Trends Cardiovasc Med, 21 (2011), pp. 97-104
[3]
L. Musante, H.G. Kehl, F. Majewski, P. Meinecke, S. Schweiger, G. Gillessen-Kaesbach, et al.
Spectrum of mutations in PTPN11 and genotype-phenotype correlation in 96 patients with Noonan syndrome and five patients with cardio-facio-cutaneous syndrome.
Eur J Hum Genet, 11 (2003), pp. 201-206
[4]
T. Niihori, Y. Aoki, Y. Narumi, G. Neri, H. Cavé, A. Verloes, et al.
Germline KRAS and BRAF mutations in cardio-facio-cutaneous syndrome.
Nat Genet, 38 (2006), pp. 294-296
[5]
M.I. Kontaridis, K.D. Swanson, F.S. David, D. Barford, B.G. Neel.
PTPN11 (Shp2) mutations in LEOPARD syndrome have dominant negative, not activating, effects.
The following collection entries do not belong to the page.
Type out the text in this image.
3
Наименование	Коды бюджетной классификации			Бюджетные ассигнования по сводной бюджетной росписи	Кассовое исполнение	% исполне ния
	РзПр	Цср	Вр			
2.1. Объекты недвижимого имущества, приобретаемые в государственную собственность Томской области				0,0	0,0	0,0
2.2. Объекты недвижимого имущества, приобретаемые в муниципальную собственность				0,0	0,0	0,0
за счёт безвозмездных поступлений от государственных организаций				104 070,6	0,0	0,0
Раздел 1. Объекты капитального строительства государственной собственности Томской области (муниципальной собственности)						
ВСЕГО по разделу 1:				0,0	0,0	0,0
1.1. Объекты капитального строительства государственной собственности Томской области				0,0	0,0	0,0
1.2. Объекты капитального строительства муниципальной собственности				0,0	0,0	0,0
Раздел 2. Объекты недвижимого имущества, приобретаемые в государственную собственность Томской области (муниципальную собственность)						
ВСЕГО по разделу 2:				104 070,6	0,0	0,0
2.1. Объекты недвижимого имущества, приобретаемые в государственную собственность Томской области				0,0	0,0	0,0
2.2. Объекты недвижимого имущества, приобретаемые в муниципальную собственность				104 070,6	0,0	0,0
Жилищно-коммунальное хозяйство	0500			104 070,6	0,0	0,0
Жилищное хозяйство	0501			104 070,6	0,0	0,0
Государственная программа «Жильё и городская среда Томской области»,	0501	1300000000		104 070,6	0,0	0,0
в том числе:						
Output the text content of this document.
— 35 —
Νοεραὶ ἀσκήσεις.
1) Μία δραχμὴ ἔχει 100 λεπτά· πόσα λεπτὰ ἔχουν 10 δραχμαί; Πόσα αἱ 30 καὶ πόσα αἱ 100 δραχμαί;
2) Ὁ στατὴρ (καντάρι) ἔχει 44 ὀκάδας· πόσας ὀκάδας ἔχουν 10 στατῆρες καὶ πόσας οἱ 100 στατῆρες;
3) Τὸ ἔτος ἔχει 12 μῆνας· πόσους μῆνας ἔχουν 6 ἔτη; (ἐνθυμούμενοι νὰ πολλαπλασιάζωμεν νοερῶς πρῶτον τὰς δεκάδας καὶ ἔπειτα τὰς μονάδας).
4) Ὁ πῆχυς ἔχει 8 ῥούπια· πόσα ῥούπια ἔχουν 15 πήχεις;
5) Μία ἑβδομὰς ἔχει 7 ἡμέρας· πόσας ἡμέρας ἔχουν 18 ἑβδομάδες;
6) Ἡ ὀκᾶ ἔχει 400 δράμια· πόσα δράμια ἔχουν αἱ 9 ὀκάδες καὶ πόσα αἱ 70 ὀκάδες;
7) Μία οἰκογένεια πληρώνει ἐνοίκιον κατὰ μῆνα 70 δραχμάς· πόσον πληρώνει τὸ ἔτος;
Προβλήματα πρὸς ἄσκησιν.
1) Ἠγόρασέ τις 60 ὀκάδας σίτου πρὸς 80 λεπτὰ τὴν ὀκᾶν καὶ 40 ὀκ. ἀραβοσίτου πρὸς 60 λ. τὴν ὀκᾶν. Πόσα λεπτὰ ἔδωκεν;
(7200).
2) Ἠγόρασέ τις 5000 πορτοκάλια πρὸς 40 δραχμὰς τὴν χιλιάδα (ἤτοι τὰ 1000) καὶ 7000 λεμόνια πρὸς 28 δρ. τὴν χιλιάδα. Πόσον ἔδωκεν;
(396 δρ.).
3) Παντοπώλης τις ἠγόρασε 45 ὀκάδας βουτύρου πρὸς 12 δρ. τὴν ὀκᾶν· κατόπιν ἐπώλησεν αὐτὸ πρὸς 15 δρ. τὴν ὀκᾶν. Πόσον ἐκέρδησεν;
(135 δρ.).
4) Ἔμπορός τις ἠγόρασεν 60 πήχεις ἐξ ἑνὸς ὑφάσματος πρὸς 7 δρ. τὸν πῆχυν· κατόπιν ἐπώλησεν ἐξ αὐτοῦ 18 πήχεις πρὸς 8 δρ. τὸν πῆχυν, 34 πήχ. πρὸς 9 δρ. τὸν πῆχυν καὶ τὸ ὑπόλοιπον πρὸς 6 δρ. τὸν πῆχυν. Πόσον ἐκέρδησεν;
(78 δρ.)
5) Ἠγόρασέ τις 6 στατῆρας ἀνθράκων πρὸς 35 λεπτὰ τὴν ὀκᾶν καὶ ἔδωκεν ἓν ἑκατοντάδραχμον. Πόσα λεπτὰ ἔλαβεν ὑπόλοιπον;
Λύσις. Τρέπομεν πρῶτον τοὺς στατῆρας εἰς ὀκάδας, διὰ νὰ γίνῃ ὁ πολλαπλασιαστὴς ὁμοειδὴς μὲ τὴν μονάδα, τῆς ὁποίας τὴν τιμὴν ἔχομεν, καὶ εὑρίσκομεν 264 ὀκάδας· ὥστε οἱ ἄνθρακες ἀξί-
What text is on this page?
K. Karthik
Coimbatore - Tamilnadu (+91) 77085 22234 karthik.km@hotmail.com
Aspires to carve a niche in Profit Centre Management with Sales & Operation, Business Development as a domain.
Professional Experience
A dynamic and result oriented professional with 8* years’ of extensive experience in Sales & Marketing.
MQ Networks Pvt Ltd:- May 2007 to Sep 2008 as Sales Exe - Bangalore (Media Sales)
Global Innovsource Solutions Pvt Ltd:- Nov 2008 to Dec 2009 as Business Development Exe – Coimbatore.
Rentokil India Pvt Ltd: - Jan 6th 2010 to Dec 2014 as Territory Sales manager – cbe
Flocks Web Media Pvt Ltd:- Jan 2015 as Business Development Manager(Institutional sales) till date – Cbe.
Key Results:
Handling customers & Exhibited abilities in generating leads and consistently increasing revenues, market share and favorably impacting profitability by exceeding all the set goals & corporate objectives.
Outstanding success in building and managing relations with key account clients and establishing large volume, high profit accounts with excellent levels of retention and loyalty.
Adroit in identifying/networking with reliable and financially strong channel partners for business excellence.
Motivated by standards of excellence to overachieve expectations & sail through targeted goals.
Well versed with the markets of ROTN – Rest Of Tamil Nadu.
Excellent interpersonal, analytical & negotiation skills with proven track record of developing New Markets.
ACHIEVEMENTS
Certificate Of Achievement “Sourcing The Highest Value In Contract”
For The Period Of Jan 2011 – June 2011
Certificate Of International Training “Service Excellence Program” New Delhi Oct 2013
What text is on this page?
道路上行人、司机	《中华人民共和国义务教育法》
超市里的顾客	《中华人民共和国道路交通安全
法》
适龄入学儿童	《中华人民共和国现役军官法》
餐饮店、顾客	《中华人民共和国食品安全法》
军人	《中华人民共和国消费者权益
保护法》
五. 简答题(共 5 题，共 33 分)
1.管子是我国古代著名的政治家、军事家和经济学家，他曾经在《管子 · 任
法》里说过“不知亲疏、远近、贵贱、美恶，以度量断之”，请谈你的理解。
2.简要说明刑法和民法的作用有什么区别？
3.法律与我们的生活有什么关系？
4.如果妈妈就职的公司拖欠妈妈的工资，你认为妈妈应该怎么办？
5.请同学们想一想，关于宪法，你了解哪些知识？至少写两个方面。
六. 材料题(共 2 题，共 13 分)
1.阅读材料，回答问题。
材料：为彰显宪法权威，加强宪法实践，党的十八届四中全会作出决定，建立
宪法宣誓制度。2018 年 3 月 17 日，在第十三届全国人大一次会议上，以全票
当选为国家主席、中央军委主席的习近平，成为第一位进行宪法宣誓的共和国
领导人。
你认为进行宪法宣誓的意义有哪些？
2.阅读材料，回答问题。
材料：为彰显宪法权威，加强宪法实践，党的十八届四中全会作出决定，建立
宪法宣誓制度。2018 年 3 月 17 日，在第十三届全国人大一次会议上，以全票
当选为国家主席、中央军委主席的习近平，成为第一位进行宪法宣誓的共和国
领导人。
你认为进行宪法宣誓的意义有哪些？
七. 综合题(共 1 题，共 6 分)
J Biol Chem, 281 (2006), pp. 6785-6792
[6]
M. Tartaglia, S. Martinelli, L. Stella, G. Bocchinfuso, E. Flex, V. Cordeddu, et al.
Diversity and functional consequences of germline and somatic PTPN11 mutations in human disease.
Am J Hum Genet, 78 (2006), pp. 279-290
[7]
A. Sarkozy, M.C. Digilio, B. Dallapiccola.
LEOPARD syndrome.
Orphanet J Rare Dis, 3 (2008), pp. 13
[8]
E. Martínez-Quintana, F. Rodríguez-González.
LEOPARD syndrome: clinical features and gene mutations.
Mol Syndromol, 3 (2012), pp. 145-157
[9]
G. Limongelli, A. Sarkozy, G. Pacileo, P. Calabrò, M.C. Digilio, V. Maddaloni, et al.
Genotype-phenotype analysis and natural history of left ventricular hypertrophy in LEOPARD syndrome.